そして東峰・西谷が一時期部活を離れた原因でもあると聞いている。
伊達工の背中を見つめる跳子の手に、人知れずギュッと力が篭った。
「よし、準備いいか?」
『!』
「第一試合だ。そろそろアップとるぞ。」
「「「オス」」」
立ち上がるみんなに、跳子は最後に激励を送る。
『…私ももう行きます。みんな、頑張ってください!』
「「「オゥ!!」」」
「…鈴木、そっちは頼んだぞ。」
『…ハイ!!』
頼もしい背中を見送り、跳子は伊達工vs桜下の試合観覧席へと足を向けた。
烏の中の白鳥が、今その本領を発揮しようとしていた。
跳子の激励を受け気合いの漲る烏野軍団を見つけ、今度こそ池尻が声をかけた。
「澤村!久しぶり」
それに気付いた澤村が、みんなに先に行くよう頼んでから返事を返す。
「おーっ池尻〜!久しぶり!」
池尻は、やはり迫力が増したと卒業以来のかつてのチームメイトを見て思う。
「まぁ…うちは所謂"弱小校"だから−」
そこまで言って、池尻ははたと中学校時代の澤村と一緒の"最後の試合"を思い出す。
「絶対勝てないなんてことない!」
「勝とうとしなきゃ勝てない」
昔からそうだった。皆が諦めても、たった一人絶対にめげない。
当然のような敗戦にも黙って唇を噛みしめる姿を、少し羨ましいと思った。
「…さっきの発言取り消し!」
「?!」
「ネット挟んだからには…けちょんけちょんにしてやっかんな!」
「!」
澤村は池尻の言葉に一度驚くも、迎え撃つように真剣な目で言い返す。
「やってみろよ」
−そして各校第一回戦が始まる。
『……。
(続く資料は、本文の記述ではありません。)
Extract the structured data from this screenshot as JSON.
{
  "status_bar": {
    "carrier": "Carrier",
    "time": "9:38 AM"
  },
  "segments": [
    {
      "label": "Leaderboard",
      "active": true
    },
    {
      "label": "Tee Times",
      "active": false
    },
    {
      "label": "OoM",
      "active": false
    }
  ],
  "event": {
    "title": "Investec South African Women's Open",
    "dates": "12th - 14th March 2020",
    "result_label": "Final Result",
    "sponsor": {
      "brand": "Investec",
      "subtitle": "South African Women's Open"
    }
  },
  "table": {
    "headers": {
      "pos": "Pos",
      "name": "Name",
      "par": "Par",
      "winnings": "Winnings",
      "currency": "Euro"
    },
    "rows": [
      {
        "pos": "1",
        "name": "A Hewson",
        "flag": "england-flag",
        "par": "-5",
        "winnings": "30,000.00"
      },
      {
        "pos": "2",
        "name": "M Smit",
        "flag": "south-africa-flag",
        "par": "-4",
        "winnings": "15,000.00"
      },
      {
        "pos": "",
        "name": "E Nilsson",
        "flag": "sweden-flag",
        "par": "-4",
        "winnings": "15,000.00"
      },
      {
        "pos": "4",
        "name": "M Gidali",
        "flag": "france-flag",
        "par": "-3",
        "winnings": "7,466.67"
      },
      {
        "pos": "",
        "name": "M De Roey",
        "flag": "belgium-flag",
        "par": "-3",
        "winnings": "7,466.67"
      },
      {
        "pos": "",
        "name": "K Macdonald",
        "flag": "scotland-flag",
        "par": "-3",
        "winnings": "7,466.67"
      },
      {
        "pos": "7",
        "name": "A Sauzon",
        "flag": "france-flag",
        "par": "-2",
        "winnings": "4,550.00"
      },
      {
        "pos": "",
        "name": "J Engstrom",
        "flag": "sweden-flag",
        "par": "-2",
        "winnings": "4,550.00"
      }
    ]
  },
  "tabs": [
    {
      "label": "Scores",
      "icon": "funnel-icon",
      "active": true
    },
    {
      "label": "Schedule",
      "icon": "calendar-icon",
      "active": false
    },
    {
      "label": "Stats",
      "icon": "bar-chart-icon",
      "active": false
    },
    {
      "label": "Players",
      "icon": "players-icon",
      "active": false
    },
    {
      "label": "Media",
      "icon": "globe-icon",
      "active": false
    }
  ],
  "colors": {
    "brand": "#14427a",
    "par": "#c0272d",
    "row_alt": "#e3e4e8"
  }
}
』
伊達工と桜下の試合を観る跳子の顔が思わずゆがむ。
(観てて…苦しい。)
いつもはあまりどちらかに感情を寄せないように観ているが、それでも何もさせてもらえない桜下のスパイカーの心が折れていくのを目の前で見て、跳子の胸が痛んだ。
GW合宿時の猫又監督の言葉が頭をよぎる。
−気力を挫く"人の壁"。打てば打っただけ心は折れて…−
それでもトスはあがる。
打つしかない。
止められるのが怖い。
打っても無駄かもしれない。
鉄壁は実際にスパイクを止めるだけでなく、精神的にも壁になりうるのだ。
一際責任を感じやすい東峰が部活に来なかった理由、そして彼が復帰した強さを改めて感じる。
(負けたくない。)
その思いでノートにペンを走らせる。
手にかいた汗で、紙がじんわりとよれていた。
結局、伊達工の初戦の結果は、驚くべくものとなった。
伊達工 ○25-7 桜下
伊達工 ○25-8 桜下
バレーボールの試合では、あまり見ない点差だった。
どちらにしても、烏野の次の対戦相手が決まった。
次の試合まで、時間がそんなに多くあるわけではない。
ノートとビデオカメラを持ち、跳子は烏野の仲間の元へ急いだ。